# Printed wrap



## scard (Jun 20, 2019)

I have seen so many beautifully wrapped soaps. I'd love to find a similar paper. I've scoured the internet with no luck. Does anyone have any idea where this type of wax lined printed paper can be found? Any ideas would be greatly appreciated.




Thanks!
These are Greenwich Bay Trading Co. soaps. The wrap alone makes me want to buy them.


----------



## cmzaha (Jun 21, 2019)

Are you sure they are lined paper and not scrapbooking paper? When we first started selling we used scrapbook paper but it just became to expensive and became to shop worn with packing and unpacking for markets. There are beautiful prints available.


----------



## scard (Jun 21, 2019)

The paper is just lightly lined with wax and it's a heavier weight than average printer paper. I suppose it's custom made for their company. I can't seem to find anything like it. Maybe I can work with a combination of waxed craft paper and accents of decorative papers. I can imagine keeping them looking fresh would be a real issue. Maybe I have to rethink this.


----------



## Mobjack Bay (Jun 23, 2019)

I think Auntie Clara hand prints tissue paper for wrapping soap.  Try this link: 

https://www.instagram.com/p/BT9RM2ugiqu/?utm_source=ig_share_sheet&igshid=30jiqfjx7svx

You can also do your own designs for wrapping paper at Spoonflower, or select from a gazillion patterns others sell.  This might not be the kind of paper you’re looking for.


----------



## earlene (Jun 24, 2019)

Mobjack Bay said:


> You can also do your own designs for wrapping paper at Spoonflower, or select from a gazillion patterns others sell.  This might not be the kind of paper you’re looking for.

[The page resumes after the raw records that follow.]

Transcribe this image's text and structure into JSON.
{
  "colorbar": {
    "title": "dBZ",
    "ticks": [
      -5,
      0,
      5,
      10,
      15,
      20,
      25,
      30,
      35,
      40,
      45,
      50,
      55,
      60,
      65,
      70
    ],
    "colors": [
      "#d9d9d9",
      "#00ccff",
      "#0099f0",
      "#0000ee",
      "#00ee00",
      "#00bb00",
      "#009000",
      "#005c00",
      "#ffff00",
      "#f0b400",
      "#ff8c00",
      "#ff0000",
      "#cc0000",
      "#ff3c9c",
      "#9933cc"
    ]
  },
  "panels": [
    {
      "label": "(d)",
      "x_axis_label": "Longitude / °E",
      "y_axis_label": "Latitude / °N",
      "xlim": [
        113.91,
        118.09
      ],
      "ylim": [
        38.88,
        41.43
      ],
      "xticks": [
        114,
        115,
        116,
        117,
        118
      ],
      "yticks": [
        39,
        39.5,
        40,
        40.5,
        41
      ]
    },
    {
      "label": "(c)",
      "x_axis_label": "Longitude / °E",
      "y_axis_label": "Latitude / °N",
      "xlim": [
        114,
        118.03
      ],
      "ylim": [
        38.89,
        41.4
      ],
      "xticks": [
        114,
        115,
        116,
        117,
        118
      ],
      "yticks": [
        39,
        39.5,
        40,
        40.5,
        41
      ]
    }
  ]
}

And they have free shipping worldwide until June 28 (2019), so what a bargain!


----------



## BillB (Jul 31, 2019)

Printcosmo.com has custom soap paper printing options. Not sure on the price, but if you go to https://printcosmo.com/boxes/soap-wrap/ you can request a custom quote.


----------



## penelopejane (Jul 31, 2019)

Google wholesale wrapping paper until you find some nice ones and watch out for paper thickness.  Some are $$$$ but nothing compared to custom made. Some are very cheap thin paper. Most require you to buy 10m-160m rolls so you really have to like it but it can be less than 50c per metre for a 500mm wide roll of high quality paper. 
I don’t think it’s necessary to use waxed paper.

Print cosmos looks interesting. If you contact them I’d be interested in their prices. I’m guessing they have a minimum.


----------